Patient satisfaction is often driven by patient expectations and by whether the benefits of treatment meet patient goals [34]. Goal setting is an individualized process that addresses the ways in which a health condition affects the patient’s daily life. Patient goals may refer to improvement in symptoms (e.g., reducing nocturia or urgency), although specific goals may also be stated in relation to activities (e.g., improving sleep quality, being able to walk the dog without needing the toilet) [4, 34, 35]. Studies have demonstrated statistically significant correlations between goal achievement and patient satisfaction as well as between goal achievement and both patient perception of treatment benefit and health-related QoL among patients with OAB receiving anticholinergic therapy [35, 36]. Although it is reasonable to expect that the significantly higher response rates achieved with vibegron vs placebo in the current analysis would translate to greater levels of goal attainment and patient satisfaction, further research is warranted.

Placebo-controlled trials are critical to interpretation of OAB treatment effects because of the typically strong placebo and learning effects in clinical trials. In a meta-analysis of 57 randomized, placebo-controlled trials investigating oral pharmacotherapy for OAB, placebo was associated with statistically significant improvements from baseline in mean [95% CI] daily numbers of micturitions (−0.45 [−0.51 to −0.40]; P < 0.001), urgency episodes (−0.50 [−0.62 to −0.40]; P < 0.001), and UUI episodes (−0.46 [−0.55 to −0.38]; P < 0.001) [37]. The authors noted several potential factors underlying the placebo response including the use of voiding diaries, which may be a form of behavioral therapy; contextual factors; a psychological response to being in a perceived therapeutic situation; effects of information provided to patients during studies; and the dynamic nature of OAB [37]. Assessing eligibility after patients have completed the voiding diary at screening and during the placebo run-in period, as was done in the EMPOWUR trial, is important to reduce the potential placebo effect associated with maintaining a voiding diary. However, additional factors may contribute to the placebo effect, and it is notable that approximately 24 to 45% of patients receiving placebo in this analysis were classified as responders based on the various cutoff criteria.
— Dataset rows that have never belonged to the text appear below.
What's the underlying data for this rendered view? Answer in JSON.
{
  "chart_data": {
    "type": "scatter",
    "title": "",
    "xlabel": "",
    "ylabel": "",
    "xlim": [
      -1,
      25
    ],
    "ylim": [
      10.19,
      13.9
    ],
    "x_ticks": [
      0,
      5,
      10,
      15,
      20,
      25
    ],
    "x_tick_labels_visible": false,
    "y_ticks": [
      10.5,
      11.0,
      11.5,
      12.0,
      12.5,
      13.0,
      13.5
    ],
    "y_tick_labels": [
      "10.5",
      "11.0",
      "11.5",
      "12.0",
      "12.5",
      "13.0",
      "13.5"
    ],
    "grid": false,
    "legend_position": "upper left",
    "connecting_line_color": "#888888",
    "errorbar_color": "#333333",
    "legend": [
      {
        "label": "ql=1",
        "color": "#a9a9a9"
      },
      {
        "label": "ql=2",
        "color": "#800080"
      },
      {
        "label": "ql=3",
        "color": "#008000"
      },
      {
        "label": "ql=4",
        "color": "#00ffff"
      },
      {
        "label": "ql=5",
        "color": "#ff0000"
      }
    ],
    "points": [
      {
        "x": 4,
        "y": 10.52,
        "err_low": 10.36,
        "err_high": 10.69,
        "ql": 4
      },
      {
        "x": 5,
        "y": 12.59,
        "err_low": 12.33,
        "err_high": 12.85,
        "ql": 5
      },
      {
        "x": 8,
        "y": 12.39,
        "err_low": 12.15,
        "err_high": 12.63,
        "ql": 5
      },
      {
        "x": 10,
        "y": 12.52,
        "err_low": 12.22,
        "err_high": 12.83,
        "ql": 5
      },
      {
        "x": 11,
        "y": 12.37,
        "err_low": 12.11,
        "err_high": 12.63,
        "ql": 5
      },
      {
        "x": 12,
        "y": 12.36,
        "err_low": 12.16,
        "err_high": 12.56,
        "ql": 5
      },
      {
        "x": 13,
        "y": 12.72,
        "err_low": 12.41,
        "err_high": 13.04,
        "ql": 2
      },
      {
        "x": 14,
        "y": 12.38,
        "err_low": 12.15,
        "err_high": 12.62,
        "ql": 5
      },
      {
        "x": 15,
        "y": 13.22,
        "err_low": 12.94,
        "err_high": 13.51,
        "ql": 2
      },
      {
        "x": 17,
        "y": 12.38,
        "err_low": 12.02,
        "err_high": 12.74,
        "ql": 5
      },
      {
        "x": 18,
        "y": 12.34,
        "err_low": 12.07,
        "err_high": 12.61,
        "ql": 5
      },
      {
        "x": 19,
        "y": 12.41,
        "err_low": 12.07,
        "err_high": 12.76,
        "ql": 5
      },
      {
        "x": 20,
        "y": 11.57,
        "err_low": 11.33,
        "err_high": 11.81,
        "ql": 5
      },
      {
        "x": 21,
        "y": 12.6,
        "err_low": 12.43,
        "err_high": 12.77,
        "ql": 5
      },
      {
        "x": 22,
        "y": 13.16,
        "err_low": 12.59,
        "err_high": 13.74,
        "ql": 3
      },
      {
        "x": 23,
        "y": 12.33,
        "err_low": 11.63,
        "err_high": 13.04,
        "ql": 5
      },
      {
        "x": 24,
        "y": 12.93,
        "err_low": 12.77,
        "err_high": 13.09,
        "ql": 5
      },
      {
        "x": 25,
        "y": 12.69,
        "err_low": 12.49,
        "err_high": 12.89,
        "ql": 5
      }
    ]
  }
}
Key limitations of the current analysis are that it did not separately analyze patients with OAB wet vs OAB dry. These analyses were not powered to detect statistical significance; sample size calculations were based on the coprimary endpoints. Additionally, the findings represent results from clinical trials, which may not be generalizable to real-world settings where the population is more heterogenous and where lifestyle factors may affect patient perceptions of improvement.

Conclusions

Although OAB is highly prevalent among adults, large clinical studies often neglect to report patient perception of meaningfulness of symptomatic improvement. Results of these analyses support the clinical meaningfulness of the reductions in clinical endpoints observed in the 12-week EMPOWUR trial; significantly more patients treated with vibegron vs placebo achieved meaningful reductions in micturitions, urgency episodes, and UUI episodes that were associated with patient-perceived improvement, suggesting that such statistically significant improvements are indeed meaningful to patients. Clinically meaningful improvements in bothersome symptoms of OAB would be expected to help both the provider and patient achieve treatment goals and contribute to greater patient satisfaction and treatment persistence. Vibegron therefore represents an important new treatment option with meaningful clinical benefit for patients with OAB.